Choosing the Supreme Court as a protest location rather than, say, Congress, sent the message that the 14th Amendment isn’t always enough to uphold women’s equality in the highest court of the land. A sitting Supreme Court justice, Antonin Scalia, has said outright that the Constitution does not explicitly protect women: “Certainly the Constitution does not require discrimination on the basis of sex. The only issue is whether it prohibits it. It doesn’t.”

The Hobby Lobby decision was fresh in the mind of many speakers, who said it enables sex discrimination because religious employers can effectively force women to pay more for medical care. The Affordable Care Act marks the first time that insurers are not allowed to “charge [a woman] more and give her less,” said Feminist Majority Foundation president Eleanor Smeal, noting that before the ACA passed, women were discriminated against by because they were charged 50 percent more than men and because 80 percent of individual policies did not cover maternity care.

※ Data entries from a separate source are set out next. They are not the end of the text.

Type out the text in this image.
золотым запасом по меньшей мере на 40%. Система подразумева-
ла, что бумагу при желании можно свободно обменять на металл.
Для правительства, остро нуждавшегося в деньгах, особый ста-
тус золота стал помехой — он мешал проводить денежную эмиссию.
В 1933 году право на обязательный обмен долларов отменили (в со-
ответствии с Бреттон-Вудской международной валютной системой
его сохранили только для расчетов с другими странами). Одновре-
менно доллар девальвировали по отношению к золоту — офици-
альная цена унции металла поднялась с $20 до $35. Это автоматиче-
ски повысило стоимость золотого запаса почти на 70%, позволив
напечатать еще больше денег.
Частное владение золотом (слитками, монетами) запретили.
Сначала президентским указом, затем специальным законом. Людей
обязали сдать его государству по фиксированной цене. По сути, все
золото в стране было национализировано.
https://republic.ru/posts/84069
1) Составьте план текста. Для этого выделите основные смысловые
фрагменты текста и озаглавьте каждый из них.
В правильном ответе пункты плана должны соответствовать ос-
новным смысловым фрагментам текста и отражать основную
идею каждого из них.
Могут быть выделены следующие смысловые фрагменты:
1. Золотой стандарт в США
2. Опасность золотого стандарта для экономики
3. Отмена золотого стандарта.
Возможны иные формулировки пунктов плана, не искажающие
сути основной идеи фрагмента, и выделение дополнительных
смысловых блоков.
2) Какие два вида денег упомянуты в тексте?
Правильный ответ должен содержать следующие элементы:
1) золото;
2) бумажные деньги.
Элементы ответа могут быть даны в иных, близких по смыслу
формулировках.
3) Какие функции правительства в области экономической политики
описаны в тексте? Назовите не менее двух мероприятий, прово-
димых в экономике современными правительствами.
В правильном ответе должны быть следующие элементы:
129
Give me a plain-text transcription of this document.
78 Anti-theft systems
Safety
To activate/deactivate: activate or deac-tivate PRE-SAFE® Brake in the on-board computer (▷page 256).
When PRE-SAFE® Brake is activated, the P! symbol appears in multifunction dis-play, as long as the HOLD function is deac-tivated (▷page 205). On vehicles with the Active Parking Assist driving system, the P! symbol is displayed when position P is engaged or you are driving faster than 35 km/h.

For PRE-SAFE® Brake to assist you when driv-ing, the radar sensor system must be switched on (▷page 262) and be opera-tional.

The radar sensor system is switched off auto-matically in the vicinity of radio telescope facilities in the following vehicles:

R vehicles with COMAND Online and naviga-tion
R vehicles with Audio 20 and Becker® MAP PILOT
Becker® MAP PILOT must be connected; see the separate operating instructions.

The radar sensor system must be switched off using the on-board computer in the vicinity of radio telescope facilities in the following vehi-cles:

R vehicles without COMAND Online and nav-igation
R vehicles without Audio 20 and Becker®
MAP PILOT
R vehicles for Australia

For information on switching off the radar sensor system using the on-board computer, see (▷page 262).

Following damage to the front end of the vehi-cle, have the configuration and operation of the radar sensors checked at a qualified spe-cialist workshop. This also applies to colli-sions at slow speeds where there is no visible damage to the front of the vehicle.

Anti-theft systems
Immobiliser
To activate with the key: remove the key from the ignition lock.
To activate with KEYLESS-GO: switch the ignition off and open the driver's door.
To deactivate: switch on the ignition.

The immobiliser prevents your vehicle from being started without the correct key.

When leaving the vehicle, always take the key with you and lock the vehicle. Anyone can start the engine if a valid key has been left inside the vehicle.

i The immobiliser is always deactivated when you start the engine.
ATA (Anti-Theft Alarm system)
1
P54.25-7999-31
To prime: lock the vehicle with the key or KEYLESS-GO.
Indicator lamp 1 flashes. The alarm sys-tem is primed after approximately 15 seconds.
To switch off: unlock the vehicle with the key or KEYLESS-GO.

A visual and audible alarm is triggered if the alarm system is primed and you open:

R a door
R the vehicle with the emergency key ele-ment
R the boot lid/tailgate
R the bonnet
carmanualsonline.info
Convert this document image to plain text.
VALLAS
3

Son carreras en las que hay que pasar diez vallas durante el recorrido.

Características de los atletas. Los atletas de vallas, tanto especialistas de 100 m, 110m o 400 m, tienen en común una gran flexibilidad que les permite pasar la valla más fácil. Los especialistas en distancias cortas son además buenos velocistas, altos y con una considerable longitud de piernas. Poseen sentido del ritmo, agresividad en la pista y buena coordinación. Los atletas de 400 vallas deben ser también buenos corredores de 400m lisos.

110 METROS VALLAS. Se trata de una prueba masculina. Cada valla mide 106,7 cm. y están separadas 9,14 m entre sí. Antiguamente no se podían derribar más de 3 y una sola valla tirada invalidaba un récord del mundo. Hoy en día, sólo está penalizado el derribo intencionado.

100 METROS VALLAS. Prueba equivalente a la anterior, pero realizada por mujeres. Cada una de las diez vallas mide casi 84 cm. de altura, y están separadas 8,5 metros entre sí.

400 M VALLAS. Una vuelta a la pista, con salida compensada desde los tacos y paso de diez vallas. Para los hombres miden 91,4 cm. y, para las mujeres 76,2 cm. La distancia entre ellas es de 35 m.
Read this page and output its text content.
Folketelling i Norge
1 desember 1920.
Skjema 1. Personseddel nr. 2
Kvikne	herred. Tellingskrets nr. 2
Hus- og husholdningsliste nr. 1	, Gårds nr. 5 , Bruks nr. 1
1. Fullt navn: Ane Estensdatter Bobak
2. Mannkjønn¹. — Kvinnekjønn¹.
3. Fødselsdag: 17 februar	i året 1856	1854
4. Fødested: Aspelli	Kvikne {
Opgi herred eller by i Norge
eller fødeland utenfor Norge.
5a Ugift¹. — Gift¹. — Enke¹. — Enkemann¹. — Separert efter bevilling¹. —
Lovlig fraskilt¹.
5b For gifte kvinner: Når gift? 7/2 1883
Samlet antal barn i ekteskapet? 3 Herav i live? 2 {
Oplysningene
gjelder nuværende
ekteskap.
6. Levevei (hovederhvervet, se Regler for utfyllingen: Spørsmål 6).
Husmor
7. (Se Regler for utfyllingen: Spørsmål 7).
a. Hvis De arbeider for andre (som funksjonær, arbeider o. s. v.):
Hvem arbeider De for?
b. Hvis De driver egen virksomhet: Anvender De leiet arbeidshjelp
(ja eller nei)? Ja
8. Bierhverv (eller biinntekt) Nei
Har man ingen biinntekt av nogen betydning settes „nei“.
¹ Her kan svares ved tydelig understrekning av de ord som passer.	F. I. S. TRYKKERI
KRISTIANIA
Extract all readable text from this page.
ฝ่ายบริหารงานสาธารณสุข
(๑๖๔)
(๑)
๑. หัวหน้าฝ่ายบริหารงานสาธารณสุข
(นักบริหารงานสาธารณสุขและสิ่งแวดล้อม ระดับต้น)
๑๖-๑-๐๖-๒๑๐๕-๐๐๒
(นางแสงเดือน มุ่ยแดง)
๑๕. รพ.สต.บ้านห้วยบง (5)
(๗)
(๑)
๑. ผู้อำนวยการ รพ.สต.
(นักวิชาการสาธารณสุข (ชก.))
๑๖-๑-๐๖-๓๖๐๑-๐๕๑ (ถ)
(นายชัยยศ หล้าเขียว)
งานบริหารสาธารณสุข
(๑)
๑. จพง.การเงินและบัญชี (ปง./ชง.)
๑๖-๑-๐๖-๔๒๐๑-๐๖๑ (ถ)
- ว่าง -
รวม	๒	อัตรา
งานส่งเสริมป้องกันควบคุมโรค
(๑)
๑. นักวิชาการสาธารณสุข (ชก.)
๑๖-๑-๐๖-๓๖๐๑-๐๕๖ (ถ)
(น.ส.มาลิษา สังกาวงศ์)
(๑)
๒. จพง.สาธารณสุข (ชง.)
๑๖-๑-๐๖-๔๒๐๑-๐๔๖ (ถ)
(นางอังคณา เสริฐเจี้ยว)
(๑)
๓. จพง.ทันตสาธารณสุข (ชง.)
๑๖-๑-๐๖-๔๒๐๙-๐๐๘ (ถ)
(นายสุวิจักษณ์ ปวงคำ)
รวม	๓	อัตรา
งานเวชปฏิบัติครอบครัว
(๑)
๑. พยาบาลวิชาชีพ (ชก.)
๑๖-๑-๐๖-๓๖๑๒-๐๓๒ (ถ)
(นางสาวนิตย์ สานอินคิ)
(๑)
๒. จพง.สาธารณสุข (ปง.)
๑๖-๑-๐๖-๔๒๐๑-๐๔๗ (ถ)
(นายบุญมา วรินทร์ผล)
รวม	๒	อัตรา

Speakers pointed to the Court’s 100-foot buffer zone as an example of both hypocrisy and unfairness to women, given the recent McCullen v. Coakley decision striking down a 35-foot buffer zone that protected women from protesters at reproductive health clinics. And the 2000 U.S. v. Morrison case, which struck down part of the Violence Against Women Act, was held up as an example of why women need stronger constitutional protections when local courts or schools fail to adequately address sexual violence.

With an ERA, Speier said, women would no longer have to prove not only that an offense occurred, but that it was an intentional act of discrimination. “No longer would legal arguments for women be doubly burdened,” she said.

The ERA was introduced in Congress every session from 1923 to 1972, when it was finally passed. Thirty-five states ratified it, three short of the threshold needed to be included in the Constitution, but conservative campaigns against the ERA stalled its momentum. It failed to reach 38 states before the 1979 deadline that Congress had imposed when the amendment was introduced, and failed again before 1982 when the deadline was extended. 

The amendment has been reintroduced every year since 1982, as it has this year in the House by Rep. Carolyn Maloney (D-CA). But a newer strategy, called the “three-state strategy,” has been to try to get Congress to repeal the time restriction on ratifying the amendment. If passed, HJR 113 and SJR 15 would count the ratification votes passed in 35 states between 1972 and 1977, and only three more states would need to get on board for the amendment to be ratified. Illinois is scheduled to vote on the ERA in November, potentially making it state number 36.

A 2012 poll found that 91 percent of Americans supported a Constitutional guarantee of equal rights for men and women. In fact, said Feminist Majority Foundation president Eleanor Smeal, “Most people think we already have one!”

Advocates and legislators said they intend to make the ERA a campaign issue. “We could easily pass it next year if the women and like minded men in this upcoming election would make it a fundamental principle that they will not vote for any candidate who does not say and believe that equal means equal, not in rhetoric, but in the Constitution of the United States, for women and men,” Maloney said.  

Attendees of the rally dressed as Rosie the Riveter, echoing another protest this year urging President Obama to pass a federal “Good Jobs” policy. The army of Rosies who took over men’s jobs when they went to war, speakers said, were paid the same wage as the men they replaced—but even that much is sometimes a challenge today.

“We have had to fight, and fight, and lose, and fight, and lose, and get up and fight again, and win, and have it cut back, and fight again, and do it over and over and over and over again,” said Terry O’Neill, president of the National Organization for Women, at the rally. “If we had an Equal Rights Amendment, we wouldn’t have to be spending all of our resources, and all of our energy, and all of our attention, just getting to a little bit more of equality.”